October 27, 2006
Housing weakness slows economy
by EPI economist L. Josh Bivens
The Bureau of Economic Analysis (BEA) reported today that gross domestic product (GDP) in the U.S. economy grew 1.6% in the 3rd quarter of this year, down from 2.6% in the previous quarter. This is the slowest growth rate since the first quarter of 2003, and this also brings the average for the past year below 3% for the first time since 2003. A large drag on growth in this quarter came again from the weak housing sector, with residential investment falling by over 17%, subtracting 1.1% off total GDP. The housing sector and its persistent weakness continue to grow as macroeconomic concerns: both its growth rate and its share of total GDP have been in recent sharp decline (see the chart below).

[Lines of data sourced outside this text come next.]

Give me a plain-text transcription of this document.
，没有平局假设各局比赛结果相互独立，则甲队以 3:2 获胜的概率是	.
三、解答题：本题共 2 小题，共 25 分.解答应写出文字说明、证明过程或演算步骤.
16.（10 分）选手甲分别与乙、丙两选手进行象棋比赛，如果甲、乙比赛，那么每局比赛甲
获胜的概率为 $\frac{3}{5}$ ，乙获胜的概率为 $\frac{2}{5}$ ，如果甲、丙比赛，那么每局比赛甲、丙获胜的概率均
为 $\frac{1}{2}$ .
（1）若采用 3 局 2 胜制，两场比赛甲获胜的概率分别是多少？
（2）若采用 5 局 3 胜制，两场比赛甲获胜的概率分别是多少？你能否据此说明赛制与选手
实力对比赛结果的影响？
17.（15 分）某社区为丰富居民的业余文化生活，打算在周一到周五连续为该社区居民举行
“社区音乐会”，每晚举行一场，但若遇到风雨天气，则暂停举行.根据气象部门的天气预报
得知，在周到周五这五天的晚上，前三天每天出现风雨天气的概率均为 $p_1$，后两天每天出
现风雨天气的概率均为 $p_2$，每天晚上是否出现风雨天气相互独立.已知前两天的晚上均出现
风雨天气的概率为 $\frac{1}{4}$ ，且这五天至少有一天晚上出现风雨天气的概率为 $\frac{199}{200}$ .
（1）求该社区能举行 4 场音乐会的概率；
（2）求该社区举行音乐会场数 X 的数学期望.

The personal savings rate remained negative for the 6th consecutive quarter (-0.5%). Domestic demand growth was essentially unchanged from the previous quarter, rising to 2.1% from 2.0%. A key measure of core prices (the “market-based” deflator for personal consumption expenditures, minus food and energy) slowed in the latest quarter, rising 2.0% compared to 2.6% growth in the previous quarter.
Fast growth in consumption expenditures (especially autos) added 2.13% to growth, while government expenditures (led by state and local spending) added 0.37%. Investment and net exports (the trade balance) subtracted 0.24% and 0.58%, respectively. The trade balance’s negative contribution is especially troubling, as the previous quarter’s report showed a rare positive contribution from trade. Import growth outpaced export growth 7.8% to 6.5%. Given the already-existing trade deficits, exports will have to grow roughly 50% faster than imports for trade to have a positive effect on GDP growth.
In short, this report describes a weak economy. This quarter’s weaknesses (the housing sector and the trade gap) don’t look like they will turn around anytime soon, while its strengths (like motor vehicle output, which added 0.72% to GDP, or almost half of the total) are in notoriously volatile sectors that are unlikely to repeat their strong performance in upcoming quarters. Further, when the currently negative savings rate eventually shifts course into positive territory, this will drag on consumption growth and need to be filled in by other components of GDP.
Given the slow growth rate, the continuation of weak housing and trade performance, and the deceleration in core inflation in this report, the argument seems strong for the Federal Reserve to begin cutting interest rates in its next meeting of the open market committee. The past year’s growth is well below any serious estimate of the economy’s potential, and a key part of the Fed’s job has to be maximizing this potential.